Si apre con questa foto una nuova fase all’Inter, così sembrerebbe e certamente potrebbe esserlo, ma siamo sicuri sia del tutto nuova?
Certamente l’arrivo di Beppe Marotta all’Inter rappresenta ai più uno spartiacque, sancita dall’immagine di innovazione che già Steven soltanto trasmette. Sulla recente nomina di Steven Zhang come presidente dell’F.C. Internazionale andrebbe affrontato un capitolo a parte ma non è questo il momento. Oggi l’argomento di cui non poss(iam)o esimerci dal discutere è quello sopracitato: spartiacque appunto sotto tanti punti di vista; eppure facendo una panoramica generale, al netto di delusioni e risultati – o delusioni per i risultati – sorge spontaneo chiedersi se non sia piuttosto semplicemente il ritratto di un progressivo cambiamento e crescita in ottica aziendalista dell’F.C. Internazionale, ma al contempo di un conseguente e oggettivo snaturamento dell’Inter.
Diciamoci la verità: siamo ormai tanto abituati al calcio dell’innovazione, all’europerizzazione, dei diritti tv, degli anticipi il venerdì sera, delle tessere del tifoso, delle squalifiche, della curva subito sold-out per chi poi in realtà ‘sale’ per Juve, Roma o il derby che la fanzina neanche la si compra più e chi se ne frega di quelli che inondavano Vittorio Emanuele quando stava per concludersi lo scambio Guarin-Vucinic.

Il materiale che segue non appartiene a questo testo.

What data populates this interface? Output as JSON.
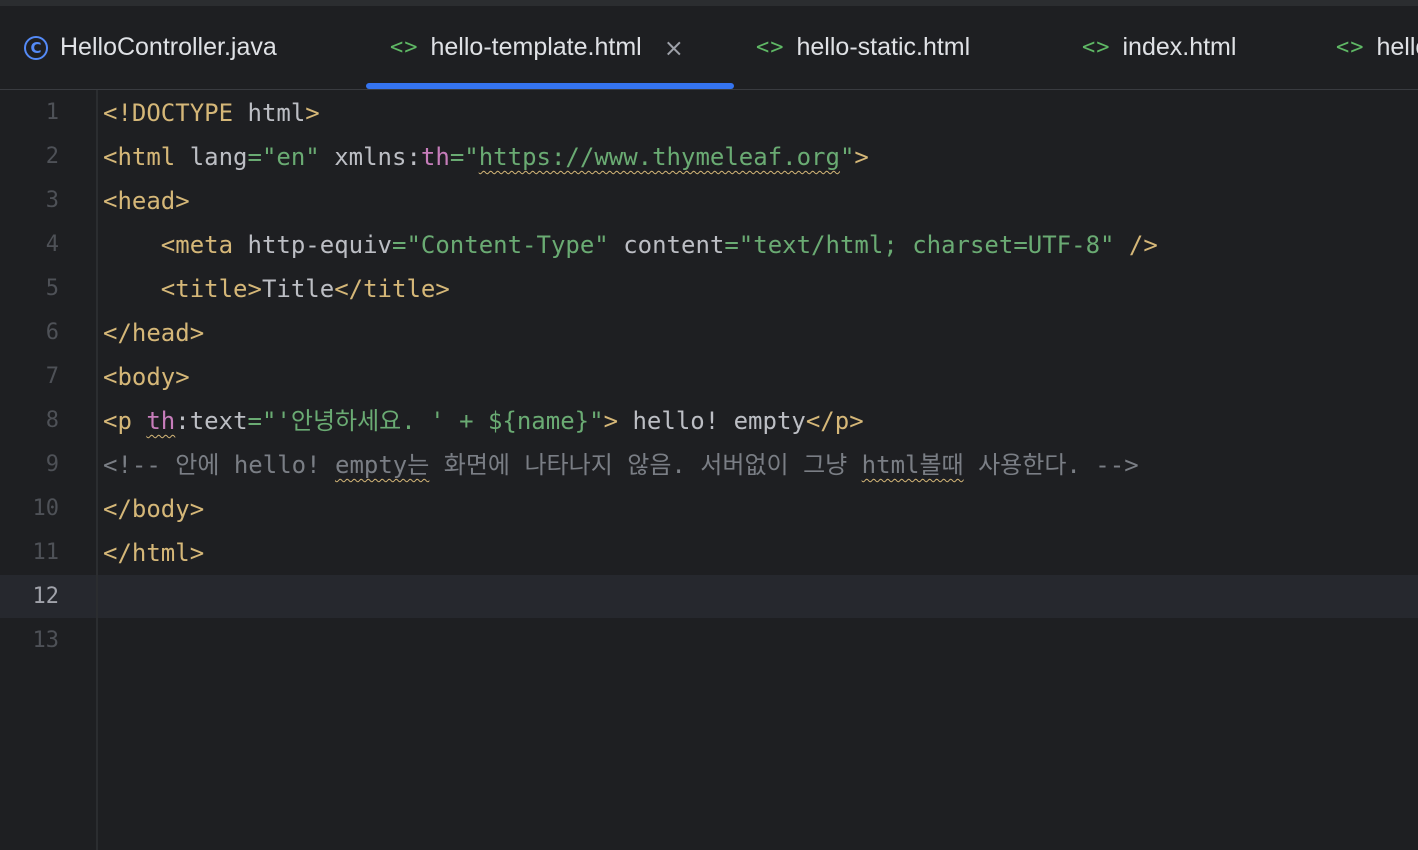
{
  "tabs": [
    {
      "label": "HelloController.java",
      "icon": "java-class-icon"
    },
    {
      "label": "hello-template.html",
      "icon": "html-file-icon",
      "active": true,
      "close": "×"
    },
    {
      "label": "hello-static.html",
      "icon": "html-file-icon"
    },
    {
      "label": "index.html",
      "icon": "html-file-icon"
    },
    {
      "label": "hello",
      "icon": "html-file-icon"
    }
  ],
  "editor": {
    "current_line": 12,
    "line_numbers": [
      "1",
      "2",
      "3",
      "4",
      "5",
      "6",
      "7",
      "8",
      "9",
      "10",
      "11",
      "12",
      "13"
    ],
    "tokens": {
      "l1_a": "<!DOCTYPE ",
      "l1_b": "html",
      "l1_c": ">",
      "l2_a": "<html ",
      "l2_b": "lang",
      "l2_c": "=",
      "l2_d": "\"en\"",
      "l2_e": " xmlns:",
      "l2_f": "th",
      "l2_g": "=",
      "l2_h": "\"",
      "l2_i": "https://www.thymeleaf.org",
      "l2_j": "\"",
      "l2_k": ">",
      "l3_a": "<head>",
      "l4_a": "    <meta ",
      "l4_b": "http-equiv",
      "l4_c": "=",
      "l4_d": "\"Content-Type\"",
      "l4_e": " content",
      "l4_f": "=",
      "l4_g": "\"text/html; charset=UTF-8\"",
      "l4_h": " />",
      "l5_a": "    <title>",
      "l5_b": "Title",
      "l5_c": "</title>",
      "l6_a": "</head>",
      "l7_a": "<body>",
      "l8_a": "<p ",
      "l8_b": "th",
      "l8_c": ":text",
      "l8_d": "=",
      "l8_e": "\"'안녕하세요. ' + ${name}\"",
      "l8_f": ">",
      "l8_g": " hello! empty",
      "l8_h": "</p>",
      "l9_a": "<!-- 안에 hello! ",
      "l9_b": "empty는",
      "l9_c": " 화면에 나타나지 않음. 서버없이 그냥 ",
      "l9_d": "html볼때",
      "l9_e": " 사용한다. -->",
      "l10_a": "</body>",
      "l11_a": "</html>"
    }
  }
}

‘Chissene’ di quelli degli striscioni, dei mesi per le coreo, delle trasferte in terra promessa come in Israele alla quinta dei gironi di EL contro il Beer Sheva (cioè, il Beer Sheva persa 3-2); chissene di quelli lì: quei poveri fanatici che si incavolano talmente tanto che il giorno dopo a lavoro ci vanno con gli occhi a palla, perché per dirla alla ‘Nord maniera’ – ‘anche se domani andiamo a lavorare siamo sempre qui al tuo fianco per cantare’ – ci sono sempre.
Chissene frega di loro, dei loro cori, delle loro idee.
Così… dal nulla, dal silenzio, da nessuna vera negazione della trattativa, arrivano i segnali più o meno diretti, ma pur sempre tali, fino ad oggi: la stretta di mano, la presentazione, il tweet.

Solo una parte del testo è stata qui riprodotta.